When he pitched for Cloverdale, Rowland could simply overpower hitters with his 94-mph fastball. At the urging of his father, Rich Rowland, who caught for parts of six seasons with the Detroit Tigers and Boston Red Sox, Robby had always accentuated his height by coming straight over the top with his delivery. It wasn’t working in the Rookie League, where hitters had the bat speed to catch up to the ball. Under Stottlemyre’s tutelage, Rowland changed his motion — more of a three-quarters arm slot, head straight on the vertical plane, more drive from the core and legs.

It didn’t come naturally. After a few days of intense video study and on-the-mound tinkering, Rowland was struggling to stay low. He felt like he was throwing sidearm, or even submarine. Then, during yet another bullpen session, Stottlemyre spontaneously cracked the code. “Throw it like you would throw the ball at shortstop,” he instructed Rowland.


“I know you probably played some shortstop,” the coach said. “You were a multi-sport athlete, right? Well, throw the ball like a shortstop.”

Standing back of the mound, Rowland made a fielding motion and threw across the diamond. “I picked up the ball and let ’er rip,” Rowland said. “And the ball came out hot. You know, with some zing to it. Everyone stopped and looked, like, ‘Where did that come from?’ ”

“OK, now just do that off of a hill,” Stottlemyre said.

Rowland spent a frustrating two weeks throwing in the bullpen and watching film, with no game action. When he returned to the field, he pitched about 10 innings and gave up just one run.

“Instead of throwing a straight ball at 93, 94 (mph), you try for a little sink at 89 to 91,” Rowland said. “I developed more groundballs. It makes it so much easier, just letting the ball do its thing. If you watch guys like Roy Halladay or Derek Lowe or Tim Hudson, they’ve got those late two inches of movement.”

Rowland returned to Cloverdale for several months, but never stopped working. During the previous winter, a particularly wet season, he had frequently thrown inside the Redwood Empire sawmill. This winter, he was able to throw outside — and yes, he got his dad to catch for him.

“The old man still straps it on,” Rowland said. “He’s had a few broken thumbs, a broken ankle, but he’s still out there.”

Rowland reported to spring training with other Diamondbacks rookies on Feb. 25, but he was feeling crummy.

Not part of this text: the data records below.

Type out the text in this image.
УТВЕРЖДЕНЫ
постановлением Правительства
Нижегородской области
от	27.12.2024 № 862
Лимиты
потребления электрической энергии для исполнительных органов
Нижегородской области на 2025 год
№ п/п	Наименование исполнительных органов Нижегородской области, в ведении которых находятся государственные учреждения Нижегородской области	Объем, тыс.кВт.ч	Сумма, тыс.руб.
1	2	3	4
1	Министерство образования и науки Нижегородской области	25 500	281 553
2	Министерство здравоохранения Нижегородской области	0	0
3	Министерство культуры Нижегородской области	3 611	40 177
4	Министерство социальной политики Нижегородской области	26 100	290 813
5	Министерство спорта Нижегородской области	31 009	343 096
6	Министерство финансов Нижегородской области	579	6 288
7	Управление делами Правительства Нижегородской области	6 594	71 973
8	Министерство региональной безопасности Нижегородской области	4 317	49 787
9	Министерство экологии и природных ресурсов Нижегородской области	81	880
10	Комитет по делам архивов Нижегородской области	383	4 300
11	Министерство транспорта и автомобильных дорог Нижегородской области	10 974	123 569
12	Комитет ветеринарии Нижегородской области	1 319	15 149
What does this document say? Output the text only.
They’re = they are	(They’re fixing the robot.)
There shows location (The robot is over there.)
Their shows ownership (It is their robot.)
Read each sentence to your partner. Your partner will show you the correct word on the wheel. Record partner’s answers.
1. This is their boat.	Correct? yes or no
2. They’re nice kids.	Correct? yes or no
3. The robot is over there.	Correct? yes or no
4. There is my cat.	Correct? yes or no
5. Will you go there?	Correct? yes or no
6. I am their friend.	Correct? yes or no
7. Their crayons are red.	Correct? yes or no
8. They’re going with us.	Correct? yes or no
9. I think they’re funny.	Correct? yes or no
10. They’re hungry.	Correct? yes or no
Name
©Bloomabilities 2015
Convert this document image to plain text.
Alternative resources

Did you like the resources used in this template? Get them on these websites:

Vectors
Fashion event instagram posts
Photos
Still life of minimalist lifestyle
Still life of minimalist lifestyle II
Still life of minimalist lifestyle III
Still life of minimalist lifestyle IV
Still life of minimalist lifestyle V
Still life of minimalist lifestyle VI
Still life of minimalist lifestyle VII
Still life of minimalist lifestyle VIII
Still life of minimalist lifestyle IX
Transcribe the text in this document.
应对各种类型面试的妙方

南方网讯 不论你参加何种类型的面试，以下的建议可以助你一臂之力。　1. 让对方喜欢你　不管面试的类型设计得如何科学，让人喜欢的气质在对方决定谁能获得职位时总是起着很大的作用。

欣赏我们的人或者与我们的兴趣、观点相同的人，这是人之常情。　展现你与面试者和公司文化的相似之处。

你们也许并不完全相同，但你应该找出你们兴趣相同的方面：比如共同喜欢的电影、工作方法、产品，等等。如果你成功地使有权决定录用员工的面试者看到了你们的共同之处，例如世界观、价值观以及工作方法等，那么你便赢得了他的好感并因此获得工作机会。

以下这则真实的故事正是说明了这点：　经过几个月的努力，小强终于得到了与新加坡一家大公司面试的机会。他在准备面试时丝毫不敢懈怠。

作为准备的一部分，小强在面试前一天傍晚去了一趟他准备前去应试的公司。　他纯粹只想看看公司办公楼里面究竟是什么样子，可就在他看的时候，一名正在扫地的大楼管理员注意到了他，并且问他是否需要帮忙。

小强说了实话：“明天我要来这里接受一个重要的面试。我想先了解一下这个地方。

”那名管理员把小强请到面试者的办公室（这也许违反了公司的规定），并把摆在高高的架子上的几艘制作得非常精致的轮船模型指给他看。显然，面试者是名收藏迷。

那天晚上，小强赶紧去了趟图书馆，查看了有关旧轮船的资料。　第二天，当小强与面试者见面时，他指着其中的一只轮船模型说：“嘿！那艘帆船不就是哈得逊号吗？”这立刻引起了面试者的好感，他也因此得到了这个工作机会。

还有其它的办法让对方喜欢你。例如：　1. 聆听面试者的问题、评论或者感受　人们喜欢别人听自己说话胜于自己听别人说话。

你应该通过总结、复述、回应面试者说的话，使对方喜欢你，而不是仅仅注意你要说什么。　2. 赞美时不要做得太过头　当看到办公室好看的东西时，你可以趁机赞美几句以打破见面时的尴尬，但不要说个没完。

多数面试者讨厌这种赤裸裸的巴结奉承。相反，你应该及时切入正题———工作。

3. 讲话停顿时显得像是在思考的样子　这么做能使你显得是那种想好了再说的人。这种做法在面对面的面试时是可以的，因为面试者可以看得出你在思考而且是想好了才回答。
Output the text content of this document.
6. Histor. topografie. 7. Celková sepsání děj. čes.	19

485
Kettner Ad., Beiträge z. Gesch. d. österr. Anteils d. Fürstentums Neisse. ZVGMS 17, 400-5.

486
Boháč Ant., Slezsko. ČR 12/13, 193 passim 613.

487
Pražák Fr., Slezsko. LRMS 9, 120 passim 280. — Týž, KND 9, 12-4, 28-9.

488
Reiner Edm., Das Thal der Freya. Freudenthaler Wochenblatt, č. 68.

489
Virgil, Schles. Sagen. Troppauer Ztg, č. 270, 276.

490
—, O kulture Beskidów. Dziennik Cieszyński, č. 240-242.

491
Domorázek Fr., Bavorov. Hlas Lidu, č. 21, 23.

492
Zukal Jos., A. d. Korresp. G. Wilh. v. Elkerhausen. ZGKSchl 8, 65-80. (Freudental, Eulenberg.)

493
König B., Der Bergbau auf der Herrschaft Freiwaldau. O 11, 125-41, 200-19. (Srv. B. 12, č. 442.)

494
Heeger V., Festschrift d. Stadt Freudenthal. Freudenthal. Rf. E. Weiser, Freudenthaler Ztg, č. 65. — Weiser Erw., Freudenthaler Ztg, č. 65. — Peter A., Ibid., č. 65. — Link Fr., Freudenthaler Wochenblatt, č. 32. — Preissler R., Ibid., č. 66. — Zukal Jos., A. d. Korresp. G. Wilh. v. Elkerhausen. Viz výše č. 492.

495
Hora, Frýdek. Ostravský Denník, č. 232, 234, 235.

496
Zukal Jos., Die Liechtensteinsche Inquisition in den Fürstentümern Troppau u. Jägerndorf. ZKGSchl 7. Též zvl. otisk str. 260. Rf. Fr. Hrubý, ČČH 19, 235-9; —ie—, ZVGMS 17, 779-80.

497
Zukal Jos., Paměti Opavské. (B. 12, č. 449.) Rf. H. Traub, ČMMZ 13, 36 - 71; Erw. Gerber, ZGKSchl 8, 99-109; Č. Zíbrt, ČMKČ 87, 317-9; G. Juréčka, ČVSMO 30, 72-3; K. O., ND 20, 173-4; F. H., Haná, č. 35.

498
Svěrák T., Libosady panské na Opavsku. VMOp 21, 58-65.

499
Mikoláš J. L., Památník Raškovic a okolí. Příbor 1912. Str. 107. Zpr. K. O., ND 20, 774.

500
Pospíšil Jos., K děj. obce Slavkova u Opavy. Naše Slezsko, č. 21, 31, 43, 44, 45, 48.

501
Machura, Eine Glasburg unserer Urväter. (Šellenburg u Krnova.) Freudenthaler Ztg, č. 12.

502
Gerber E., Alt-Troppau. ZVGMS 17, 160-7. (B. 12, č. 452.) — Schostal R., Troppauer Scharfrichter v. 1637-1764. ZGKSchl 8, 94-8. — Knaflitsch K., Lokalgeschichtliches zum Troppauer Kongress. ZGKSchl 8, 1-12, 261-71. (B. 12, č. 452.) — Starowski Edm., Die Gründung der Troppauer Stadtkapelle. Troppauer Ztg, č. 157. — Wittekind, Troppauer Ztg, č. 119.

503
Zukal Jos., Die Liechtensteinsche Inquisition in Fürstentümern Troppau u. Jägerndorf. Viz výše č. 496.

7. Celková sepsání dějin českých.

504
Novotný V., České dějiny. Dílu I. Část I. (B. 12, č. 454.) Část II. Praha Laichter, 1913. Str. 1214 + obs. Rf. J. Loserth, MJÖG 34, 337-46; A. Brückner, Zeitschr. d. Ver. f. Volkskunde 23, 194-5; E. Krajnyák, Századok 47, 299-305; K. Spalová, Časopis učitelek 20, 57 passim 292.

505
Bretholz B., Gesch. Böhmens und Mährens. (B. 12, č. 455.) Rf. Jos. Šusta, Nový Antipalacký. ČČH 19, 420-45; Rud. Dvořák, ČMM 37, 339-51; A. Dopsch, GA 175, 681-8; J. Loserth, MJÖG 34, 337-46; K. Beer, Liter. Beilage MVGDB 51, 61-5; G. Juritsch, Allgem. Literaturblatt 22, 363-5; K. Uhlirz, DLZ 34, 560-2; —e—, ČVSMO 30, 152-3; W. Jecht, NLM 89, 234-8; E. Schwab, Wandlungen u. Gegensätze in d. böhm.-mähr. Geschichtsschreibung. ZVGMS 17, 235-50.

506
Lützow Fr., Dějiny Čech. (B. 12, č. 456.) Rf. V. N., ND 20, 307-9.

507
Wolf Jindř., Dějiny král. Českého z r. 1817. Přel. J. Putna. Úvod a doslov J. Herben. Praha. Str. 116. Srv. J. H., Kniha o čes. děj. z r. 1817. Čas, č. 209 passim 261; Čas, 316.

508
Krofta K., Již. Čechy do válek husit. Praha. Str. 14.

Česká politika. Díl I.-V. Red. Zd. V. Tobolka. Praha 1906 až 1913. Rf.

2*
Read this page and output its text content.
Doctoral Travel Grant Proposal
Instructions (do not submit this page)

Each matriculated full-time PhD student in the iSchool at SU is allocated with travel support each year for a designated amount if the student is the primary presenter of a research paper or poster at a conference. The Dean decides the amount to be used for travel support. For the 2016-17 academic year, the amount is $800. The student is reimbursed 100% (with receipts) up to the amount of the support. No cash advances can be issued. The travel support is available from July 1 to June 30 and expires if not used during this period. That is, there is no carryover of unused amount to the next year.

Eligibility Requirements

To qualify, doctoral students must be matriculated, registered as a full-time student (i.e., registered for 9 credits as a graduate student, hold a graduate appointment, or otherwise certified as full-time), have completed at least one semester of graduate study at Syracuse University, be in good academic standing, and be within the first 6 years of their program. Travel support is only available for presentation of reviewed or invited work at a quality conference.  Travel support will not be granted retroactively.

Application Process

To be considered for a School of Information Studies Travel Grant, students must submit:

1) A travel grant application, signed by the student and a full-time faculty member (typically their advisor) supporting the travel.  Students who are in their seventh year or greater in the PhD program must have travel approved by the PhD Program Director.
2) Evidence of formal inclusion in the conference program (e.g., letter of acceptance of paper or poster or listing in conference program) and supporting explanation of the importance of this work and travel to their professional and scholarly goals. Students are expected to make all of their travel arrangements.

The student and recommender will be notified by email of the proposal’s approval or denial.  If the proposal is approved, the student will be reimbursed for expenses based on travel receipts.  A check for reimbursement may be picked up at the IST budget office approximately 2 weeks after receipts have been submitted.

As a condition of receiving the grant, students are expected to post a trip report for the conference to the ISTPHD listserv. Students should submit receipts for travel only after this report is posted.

Perplexed for several weeks, he was finally diagnosed with mononucleosis. An established veteran probably would have shut it down for a while. Rowland had no such luxury. He pitched through it.

“The other day, my dad was asking me how I felt after I threw a bullpen session,” Rowland said. “I told him, ‘Honestly? I don’t know what my 100 percent feels like anymore.’ But I can’t feel sorry for myself. You have to put yourself in a position to succeed.”

Sure enough, Rowland’s first live action of the spring was encouraging. He pitched two innings without allowing a hit or run against minor-league talent on Tuesday. (If you want to follow his progress on Twitter, he's @robbyrow_12.)

Rowland’s path remains unclear. Last year, the Diamondbacks asked him to stick around for extended spring training. He’s not sure whether that will happen again this year, or if he will end up back at Missoula. He just knows he’s ready to put 2011 behind him.

“It sure tested me,” Rowland said. “But I’m still breathing, I’m still putting on my uniform every day. I’m growing, as an adult and as a baseball player. I’m always learning something. And hopefully, Lord willing, things will work out and I won’t have another year like that.”

And that’s the beauty of baseball. Spring always brings a fresh start and a chance at reinvention.